Networking

NixOS makes the configuration of networks so easy it's magical. We cover a few use cases here.

The motherboard I use came with two NICs. I will configure one eth0 to face the Internet and eth1 to face the home network. This is useful in the future to prevent things like file transfers in the home network kneecapping Internet facing services like web servers.

The general advice is to have the two NICs on two subnets. To segregate it more, I have set up two separate VLANs on the router for them. One benefit of doing this is that you do not have to fiddle with DHCP settings to configure subnets. eth0 will be on the 192.168.0.0/24 subnet and eth1 will be on 192.168.1.0/24.
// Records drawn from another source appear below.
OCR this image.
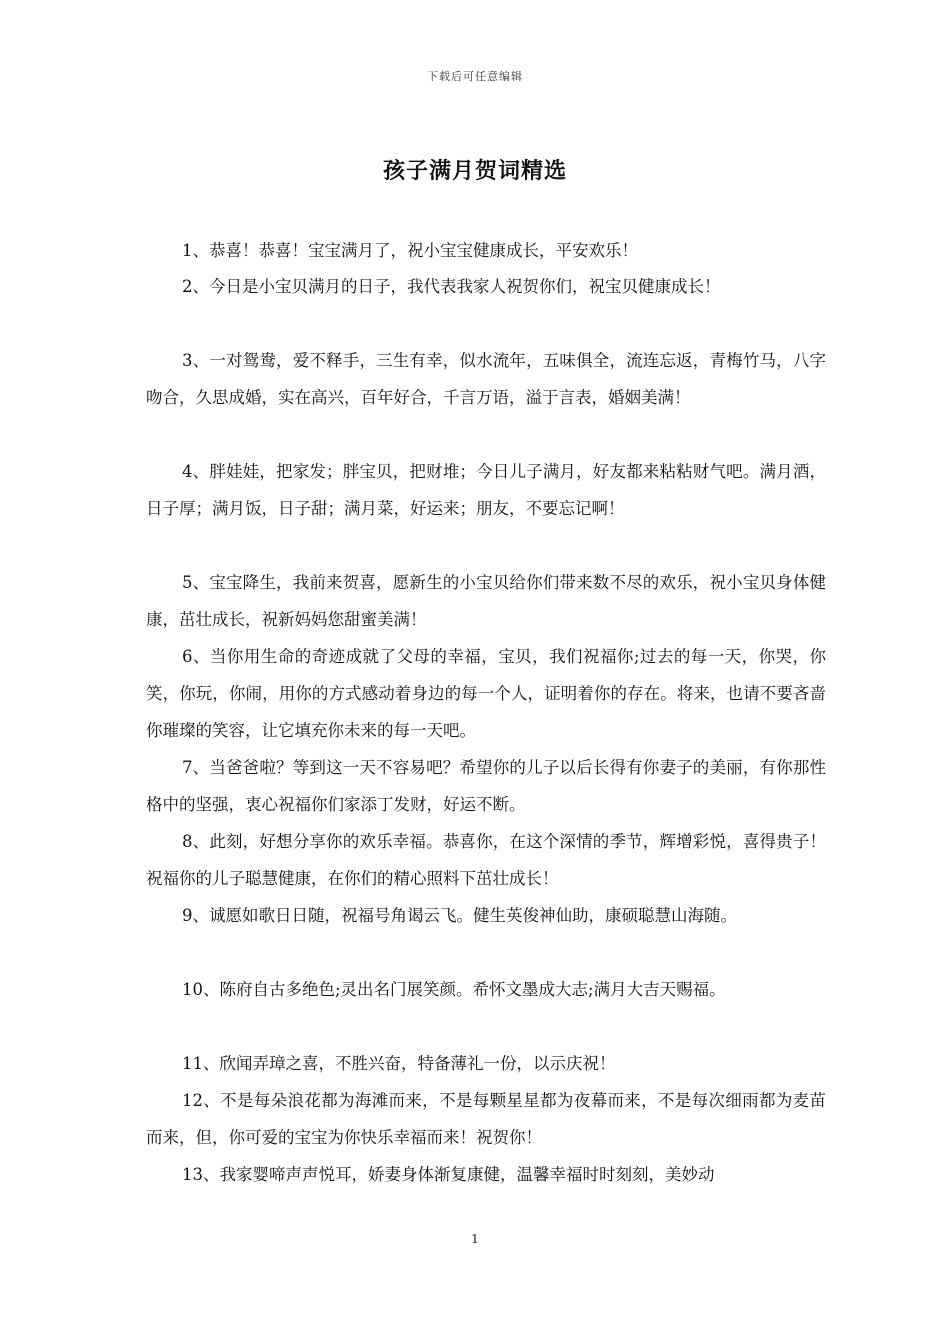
下载后可任意编辑
孩子满月贺词精选
1、恭喜！恭喜！宝宝满月了，祝小宝宝健康成长，平安欢乐！
2、今日是小宝贝满月的日子，我代表我家人祝贺你们，祝宝贝健康成长！
3、一对鸳鸯，爱不释手，三生有幸，似水流年，五味俱全，流连忘返，青梅竹马，八字吻合，久思成婚，实在高兴，百年好合，千言万语，溢于言表，婚姻美满！
4、胖娃娃，把家发；胖宝贝，把财堆；今日儿子满月，好友都来粘粘财气吧。满月酒，日子厚；满月饭，日子甜；满月菜，好运来；朋友，不要忘记啊！
5、宝宝降生，我前来贺喜，愿新生的小宝贝给你们带来数不尽的欢乐，祝小宝贝身体健康，茁壮成长，祝新妈妈您甜蜜美满！
6、当你用生命的奇迹成就了父母的幸福，宝贝，我们祝福你;过去的每一天，你哭，你笑，你玩，你闹，用你的方式感动着身边的每一个人，证明着你的存在。将来，也请不要吝啬你璀璨的笑容，让它填充你未来的每一天吧。
7、当爸爸啦？等到这一天不容易吧？希望你的儿子以后长得有你妻子的美丽，有你那性格中的坚强，衷心祝福你们家添丁发财，好运不断。
8、此刻，好想分享你的欢乐幸福。恭喜你，在这个深情的季节，辉增彩悦，喜得贵子！祝福你的儿子聪慧健康，在你们的精心照料下茁壮成长！
9、诚愿如歌日日随，祝福号角谒云飞。健生英俊神仙助，康硕聪慧山海随。
10、陈府自古多绝色;灵出名门展笑颜。希怀文墨成大志;满月大吉天赐福。
11、欣闻弄璋之喜，不胜兴奋，特备薄礼一份，以示庆祝！
12、不是每朵浪花都为海滩而来，不是每颗星星都为夜幕而来，不是每次细雨都为麦苗而来，但，你可爱的宝宝为你快乐幸福而来！祝贺你！
13、我家婴啼声声悦耳，娇妻身体渐复康健，温馨幸福时时刻刻，美妙动
1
Another thing we need to set-up is routing. We want all home network traffic (destination 192.168.1.0/24) to go through eth1 and all Internet traffic (destination 0.0.0.0/0) to go through eth0. While we're at it, we also need to disable DHCP on eth1, because my router's DHCP advertises the gateway for the home network. Of course you need to set up a static lease on your router as well.

/etc/nixos/configuration.nix
networking = {
  interfaces.eth0 = {
    useDHCP = true;
    ipv4.routes = [
    {
      address = "0.0.0.0";
      prefixLength = 0;
      via = "<GATEWAY IP>";
      options = {
        dev = "eth0";
      };
    }
    ];
  };

  interfaces.eth1 = {
    ipv4.addresses = [
    {
      address = "<STATIC LEASE IP>";
      prefixLength = 24;
    }
    ];
    ipv4.routes = [
    {
      address = "192.168.1.0";
      prefixLength = 24;
      options = {
        dev = "eth1";
      };
    }
    ];
  };
};

To be absolutely sure it works, plug out eth0 and check that Internet is disabled on the server but you should still be able to contact it from the home network. Do the same for eth1 but with roles reversed. Or you can check route -n or something like that.